UNITED STATES
SECURITIES AND EXCHANGE COMMISSION
WASHINGTON, DC 20549
FORM 8-K
CURRENT REPORT PURSUANT
TO SECTION 13 OR 15(D) OF THE
SECURITIES EXCHANGE ACT OF 1934
Date of report (Date of earliest event reported): October 21, 2005 |
Healthaxis Inc.
(Exact Name of Registrant as Specified in Its Charter)
Pennsylvania
(State or Other Jurisdiction of Incorporation)
| 0-13591 | 23-2214195 | |
(Commission File Number) | (IRS Employer Identification No.) |
| | | | |
5215 N. O'Connor Blvd., 800 Central Tower, Irving, Texas | 75039 | |
| (Address of Principal Executive Offices) | (Zip Code) |
| | | | |
(972) 443-5000
(Registrant’s Telephone Number, Including Area Code)
_________________
(Former Name or Former Address, if Changed Since Last Report)
Check the appropriate box below if the Form 8-K filing is intended to simultaneously satisfy the filing obligation of the registrant under any of the following provisions (see General Instruction A.2. below):
o | Written communications pursuant to Rule 425 under the Securities Act (17 CFR 230.425) |
o | Soliciting material pursuant to Rule 14a-12 under the Exchange Act (17 CFR 240.14a-12) |
o Pre-commencement communications pursuant to Rule 14d-2(b) under the Exchange Act (17 CFR 240.14d-2(b))
o Pre-commencement communications pursuant to Rule 13e-4(c) under the Exchange Act (17 CFR 240.13e-4(c))

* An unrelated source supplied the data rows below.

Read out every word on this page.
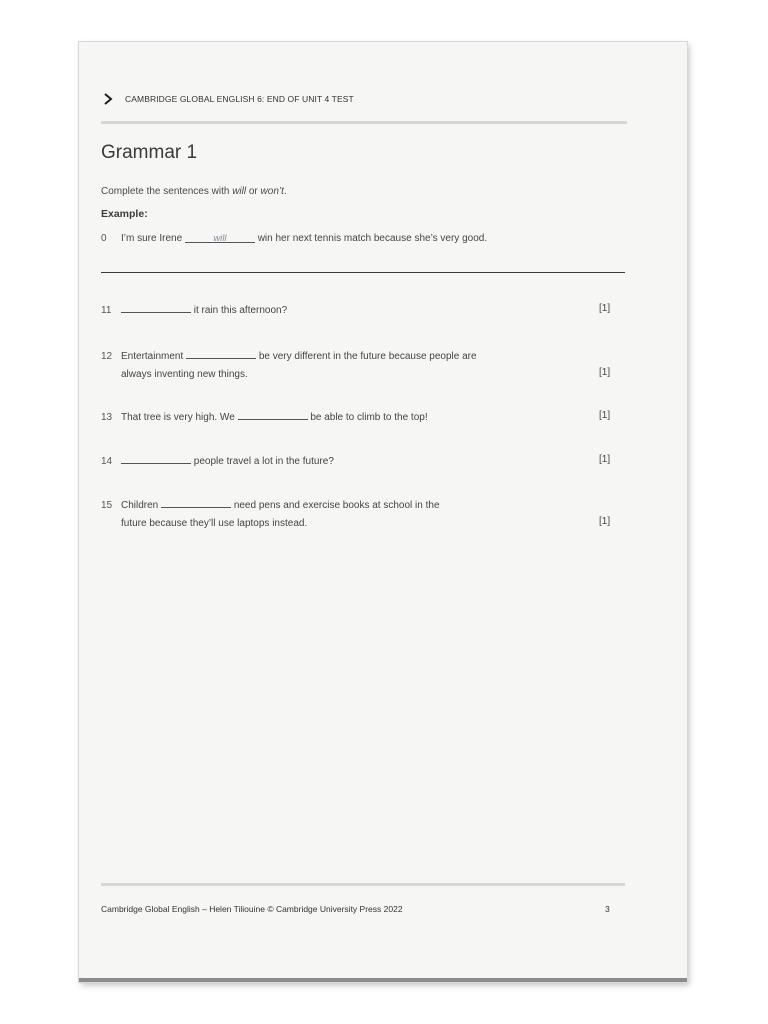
CAMBRIDGE GLOBAL ENGLISH 6: END OF UNIT 4 TEST
Grammar 1
Complete the sentences with will or won’t.
Example:
0 I’m sure Irene	will	win her next tennis match because she’s very good.
11	it rain this afternoon?	[1]
12 Entertainment	be very different in the future because people are
always inventing new things.	[1]
13 That tree is very high. We	be able to climb to the top!	[1]
14	people travel a lot in the future?	[1]
15 Children	need pens and exercise books at school in the
future because they’ll use laptops instead.	[1]
Cambridge Global English – Helen Tiliouine © Cambridge University Press 2022	3
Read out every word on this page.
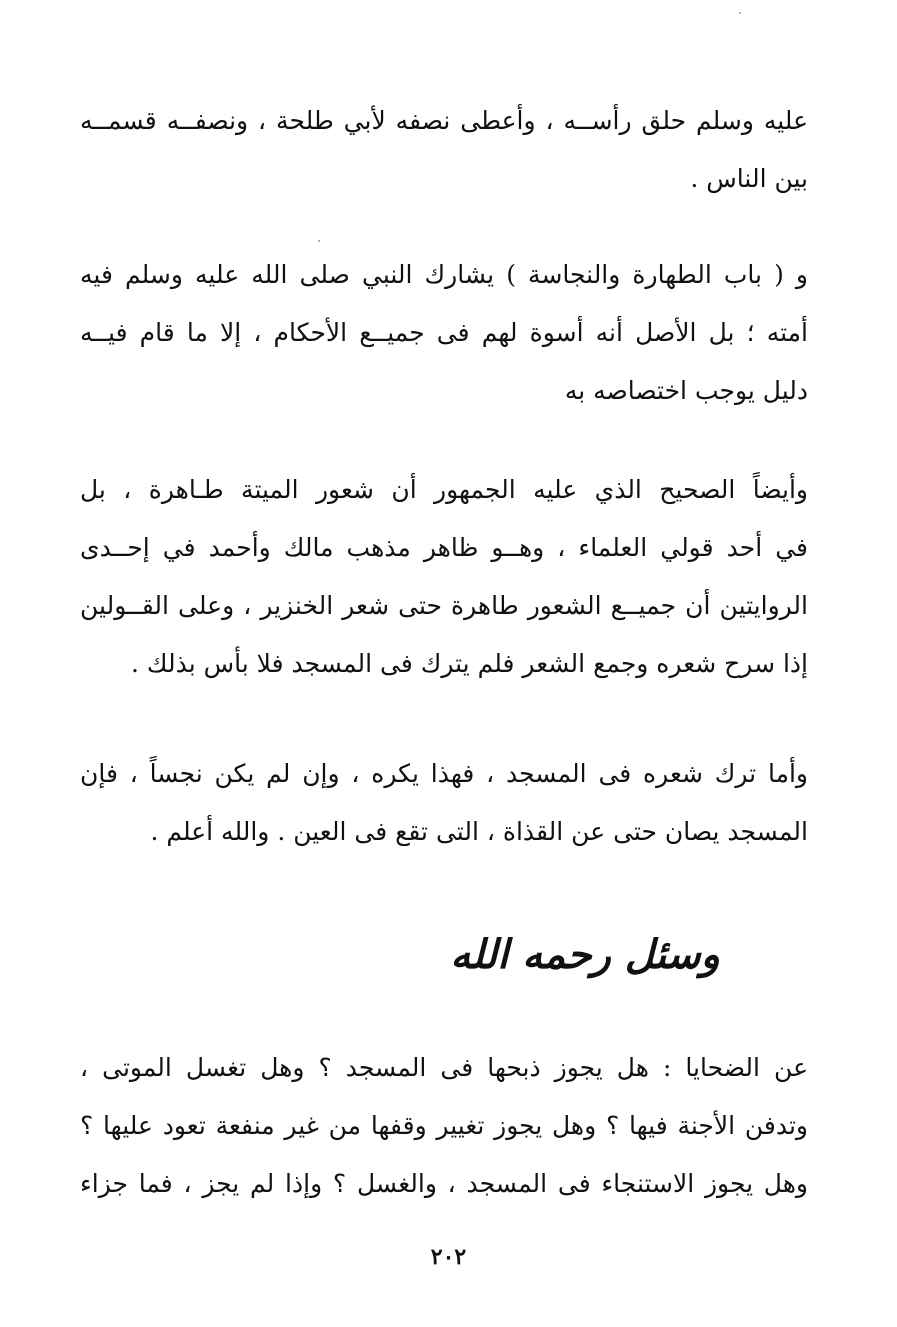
عليه وسلم حلق رأســه ، وأعطى نصفه لأبي طلحة ، ونصفــه قسمــه
بين الناس .
و ( باب الطهارة والنجاسة ) يشارك النبي صلى الله عليه وسلم فيه
أمته ؛ بل الأصل أنه أسوة لهم فى جميــع الأحكام ، إلا ما قام فيــه
دليل يوجب اختصاصه به
وأيضاً الصحيح الذي عليه الجمهور أن شعور الميتة طـاهرة ، بل
في أحد قولي العلماء ، وهــو ظاهر مذهب مالك وأحمد في إحــدى
الروايتين أن جميــع الشعور طاهرة حتى شعر الخنزير ، وعلى القــولين
إذا سرح شعره وجمع الشعر فلم يترك فى المسجد فلا بأس بذلك .
وأما ترك شعره فى المسجد ، فهذا يكره ، وإن لم يكن نجساً ، فإن
المسجد يصان حتى عن القذاة ، التى تقع فى العين . والله أعلم .
وسئل رحمه الله
عن الضحايا : هل يجوز ذبحها فى المسجد ؟ وهل تغسل الموتى ،
وتدفن الأجنة فيها ؟ وهل يجوز تغيير وقفها من غير منفعة تعود عليها ؟
وهل يجوز الاستنجاء فى المسجد ، والغسل ؟ وإذا لم يجز ، فما جزاء
٢٠٢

Item 4.02 Non-Reliance on Previously Issued Financial Statements or a Related Audit Report or Completed Interim Review
On July 29, 2005, the U.S. Securities and Exchange Commission, as part of a regular review of the Company’s Form 10-K for Calendar year 2004 and Forms 10-Q and Forms 8-K filed earlier in 2005, requested that the company provide supplemental information regarding six accounting and financial disclosure matters. Most of the SEC’s questions were answered and resolved without further comment. Two comments, however, require the Company to modify its prior and ongoing financial statements. The modifications, described in detail below, do not impact the Company’s reported net loss or balance sheet.
The first issue relates to the Company’s reporting methodology for long-term debt payments made to UICI, the debt holder. Because UICI is also a customer of the Company, the promissory note provides for monthly payments to be made to UICI through an offset provision against Healthaxis accounts receivable. Therefore, each month UICI nets the periodic debt payment it is owed by reducing the amount it pays to the Company for services rendered.

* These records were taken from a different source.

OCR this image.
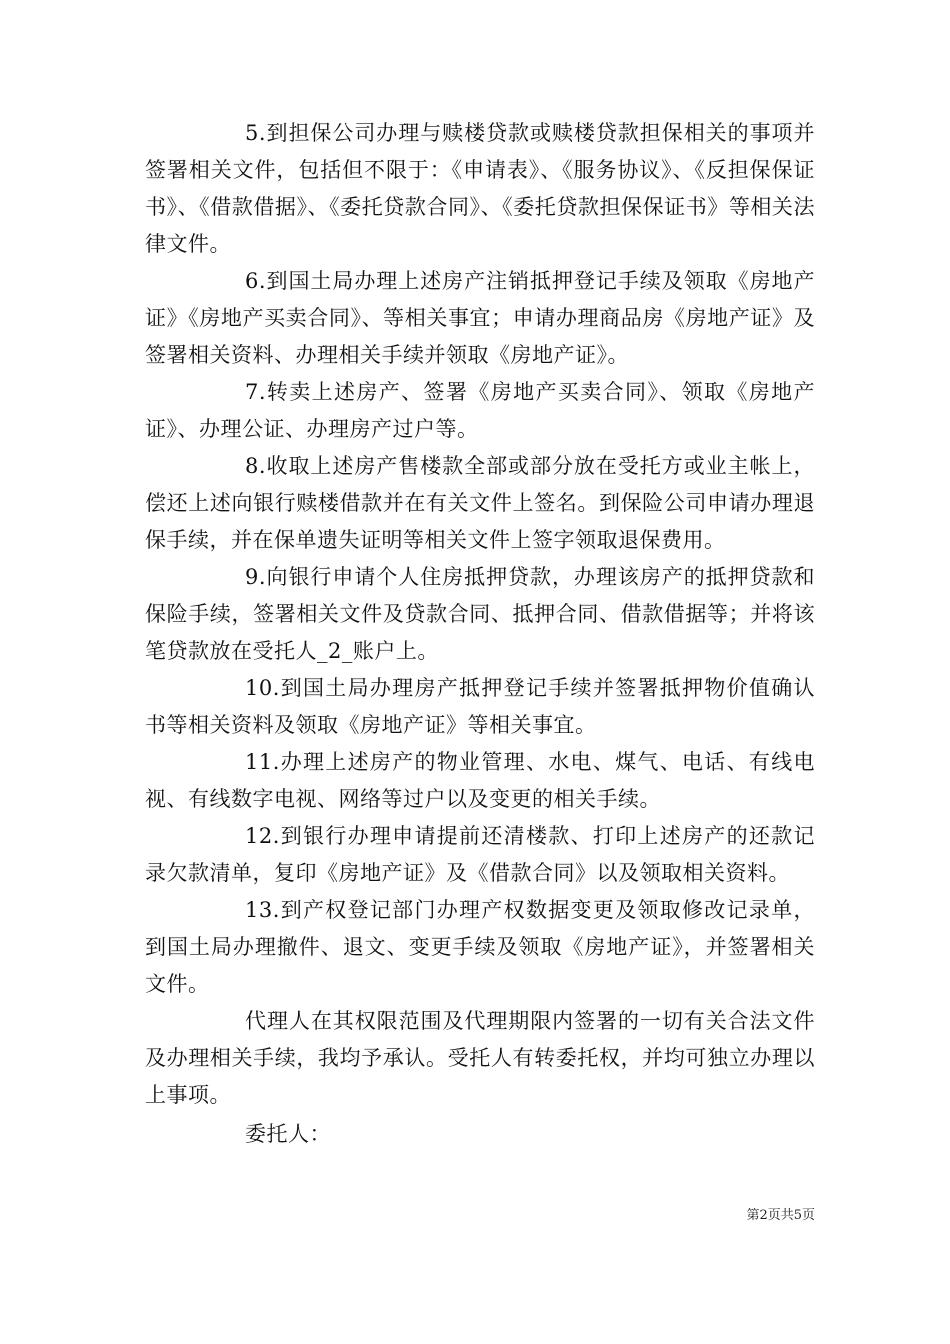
5.到担保公司办理与赎楼贷款或赎楼贷款担保相关的事项并签署相关文件，包括但不限于：《申请表》、《服务协议》、《反担保保证书》、《借款借据》、《委托贷款合同》、《委托贷款担保保证书》等相关法律文件。

6.到国土局办理上述房产注销抵押登记手续及领取《房地产证》《房地产买卖合同》、等相关事宜；申请办理商品房《房地产证》及签署相关资料、办理相关手续并领取《房地产证》。

7.转卖上述房产、签署《房地产买卖合同》、领取《房地产证》、办理公证、办理房产过户等。

8.收取上述房产售楼款全部或部分放在受托方或业主帐上，偿还上述向银行赎楼借款并在有关文件上签名。到保险公司申请办理退保手续，并在保单遗失证明等相关文件上签字领取退保费用。

9.向银行申请个人住房抵押贷款，办理该房产的抵押贷款和保险手续，签署相关文件及贷款合同、抵押合同、借款借据等；并将该笔贷款放在受托人_2_账户上。

10.到国土局办理房产抵押登记手续并签署抵押物价值确认书等相关资料及领取《房地产证》等相关事宜。

11.办理上述房产的物业管理、水电、煤气、电话、有线电视、有线数字电视、网络等过户以及变更的相关手续。

12.到银行办理申请提前还清楼款、打印上述房产的还款记录欠款清单，复印《房地产证》及《借款合同》以及领取相关资料。

13.到产权登记部门办理产权数据变更及领取修改记录单，到国土局办理撤件、退文、变更手续及领取《房地产证》，并签署相关文件。

代理人在其权限范围及代理期限内签署的一切有关合法文件及办理相关手续，我均予承认。受托人有转委托权，并均可独立办理以上事项。

委托人：

第2页共5页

The Company previously reported this repayment procedure in its Consolidated Statements of Cash Flows by reporting a collection in accounts receivable as an increase in working capital, and a source of operating cash flows. It reported the same amount, net of interest, as a payment on the long-term debt as a financing transaction. The SEC Staff noted that note payments made in this fashion should be netted against accounts receivable and reflected as non-cash financing transactions in the Consolidated Statements of Cash Flows. The Company agreed, and will make this reclassification.
A second matter related to the transaction modifying the terms of the Company’s Series A Convertible Preferred Stock in 2004, which is disclosed under Note 10 to the Company’s Consolidated Financial Statements included in its Form 10-K for the year ended December 31, 2004, and which required further discussion with the SEC. Those discussions have now been completed.

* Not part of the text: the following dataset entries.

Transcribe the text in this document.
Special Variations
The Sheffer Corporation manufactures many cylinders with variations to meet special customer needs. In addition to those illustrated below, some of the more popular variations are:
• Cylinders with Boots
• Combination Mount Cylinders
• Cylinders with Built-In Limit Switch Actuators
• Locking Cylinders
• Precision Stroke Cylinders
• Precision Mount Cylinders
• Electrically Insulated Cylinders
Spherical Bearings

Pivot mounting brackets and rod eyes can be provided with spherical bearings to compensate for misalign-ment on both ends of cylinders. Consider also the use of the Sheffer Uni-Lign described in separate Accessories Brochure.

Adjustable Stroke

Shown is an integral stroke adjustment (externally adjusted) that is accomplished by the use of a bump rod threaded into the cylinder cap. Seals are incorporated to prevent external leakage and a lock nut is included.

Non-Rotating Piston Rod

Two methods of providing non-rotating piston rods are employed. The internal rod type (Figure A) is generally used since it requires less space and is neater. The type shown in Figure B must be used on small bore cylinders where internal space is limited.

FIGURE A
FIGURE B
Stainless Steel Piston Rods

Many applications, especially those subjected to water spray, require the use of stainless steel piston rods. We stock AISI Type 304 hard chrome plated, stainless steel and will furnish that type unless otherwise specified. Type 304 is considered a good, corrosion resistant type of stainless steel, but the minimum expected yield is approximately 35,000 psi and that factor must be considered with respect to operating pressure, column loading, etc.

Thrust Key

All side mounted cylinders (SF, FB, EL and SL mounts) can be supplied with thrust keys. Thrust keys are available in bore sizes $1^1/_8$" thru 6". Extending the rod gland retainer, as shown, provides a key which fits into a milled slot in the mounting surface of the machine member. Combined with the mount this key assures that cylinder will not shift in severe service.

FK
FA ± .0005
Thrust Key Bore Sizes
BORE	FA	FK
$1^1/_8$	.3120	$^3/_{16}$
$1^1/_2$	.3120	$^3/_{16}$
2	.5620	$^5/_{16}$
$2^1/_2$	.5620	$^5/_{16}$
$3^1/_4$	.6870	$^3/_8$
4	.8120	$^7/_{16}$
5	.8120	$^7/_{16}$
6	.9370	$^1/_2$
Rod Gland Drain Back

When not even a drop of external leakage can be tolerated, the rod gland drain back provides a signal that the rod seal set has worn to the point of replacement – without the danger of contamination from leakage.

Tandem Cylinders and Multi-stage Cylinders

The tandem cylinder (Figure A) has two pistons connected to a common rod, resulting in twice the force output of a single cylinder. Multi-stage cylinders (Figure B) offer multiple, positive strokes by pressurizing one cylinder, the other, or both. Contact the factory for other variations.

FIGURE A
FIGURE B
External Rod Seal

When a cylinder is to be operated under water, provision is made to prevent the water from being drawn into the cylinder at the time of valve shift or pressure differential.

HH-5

With regard to the modification transaction, the SEC asked the Company how it had determined the fair value of the modified preferred stock and whether the Company had considered the guidance in EITF 98-5 and EITF 00-27. The Company responded to the SEC with a detailed review of its valuation methodology, and an affirmative statement that it had considered the guidance in the EITF’s.
In summary, management accounted for the transaction using amounts it calculated by performing a valuation of the modified preferred stock and warrants issued in the transaction. The valuation was supported by an independent expert, engaged by the Company. The accounting conclusions and the valuation report were subsequently reviewed and approved by the Audit Committee of the Company and by the Board of Directors. The Company went to these lengths to validate the internal valuation of the securities being exchanged as a basis for recording this transaction.
Ultimately in its discussions with the SEC, the only issue that was unresolved was whether the modified preferred stock should be recorded at the quoted price of the Company’s common stock
on the date of the transaction, or at the fair market value calculation as determined by the Company and supported by the independent expert’s valuation. For accounting purposes, this question is determined principally by whether at the date of the transaction, there existed an “active market” for the Company’s common stock. Originally, management concluded in its interpretation of the accounting literature that an active market did not exist at that time. Therefore, it used the valuation study as the basis for the amounts in the accounting entries.
After discussions with the SEC Staff, the Company has now concluded that the accounting literature requires the transaction to be recorded using the quoted market price at the date of the transaction, and not the estimated fair market value determined by the Company. The impact of substituting the quoted market price of the Company’s common stock in place of the estimated fair value the modified preferred stock in the calculations for recording the preferred stock modification transaction will be solely to increase the calculated net loss attributable to common shareholders for the year ended December 31, 2004 and the corresponding loss per share calculation. There is no change to the previously reported consolidated net loss or to the Company’s balance sheet.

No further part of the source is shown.